Google Cloud abriu o código-fonte de um "Always-On Memory Agent," uma implementação de referência que propõe uma forma diferente de dar memória a agentes de IA — uma que elimina o banco de dados vetorial e os embeddings dos quais a maior parte do setor atualmente depende. O projeto foi lançado em 18 de julho, construído sobre o Agent Development Kit do Google e o Gemini 3.1 Flash-Lite.

A ideia

Em vez de fazer chamadas únicas, o agente funciona 24 horas por dia, 7 dias por semana, como um processo.
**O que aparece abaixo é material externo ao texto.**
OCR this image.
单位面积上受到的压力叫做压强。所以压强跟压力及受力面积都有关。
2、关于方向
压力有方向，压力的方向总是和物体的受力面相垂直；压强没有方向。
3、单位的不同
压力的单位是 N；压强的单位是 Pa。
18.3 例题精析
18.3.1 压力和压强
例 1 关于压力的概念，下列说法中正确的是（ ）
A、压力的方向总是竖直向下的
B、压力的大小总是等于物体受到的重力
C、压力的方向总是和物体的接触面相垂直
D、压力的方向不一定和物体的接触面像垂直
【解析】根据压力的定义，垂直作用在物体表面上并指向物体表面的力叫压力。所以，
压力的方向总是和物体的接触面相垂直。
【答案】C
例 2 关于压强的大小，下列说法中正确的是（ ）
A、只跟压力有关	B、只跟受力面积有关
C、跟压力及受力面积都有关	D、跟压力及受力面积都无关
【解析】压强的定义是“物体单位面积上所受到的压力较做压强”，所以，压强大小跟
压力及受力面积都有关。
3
Um modelo de linguagem lê, pensa e grava continuamente memória estruturada em um arquivo simples SQLite — tratando a memória como algo mantido ao longo do tempo, da mesma forma que uma pessoa consolida os acontecimentos do dia, em vez de recuperá-los sob demanda.

Sem banco de dados vetorial

A omissão mais evidente é a pilha de recuperação. Não há banco de dados vetorial nem embeddings; o próprio LLM decide o que é importante e registra isso como texto estruturado. Isso troca a velocidade da busca por similaridade pelo julgamento de um modelo que de fato leu o material — um desafio direto à ortodoxia da geração aumentada por recuperação.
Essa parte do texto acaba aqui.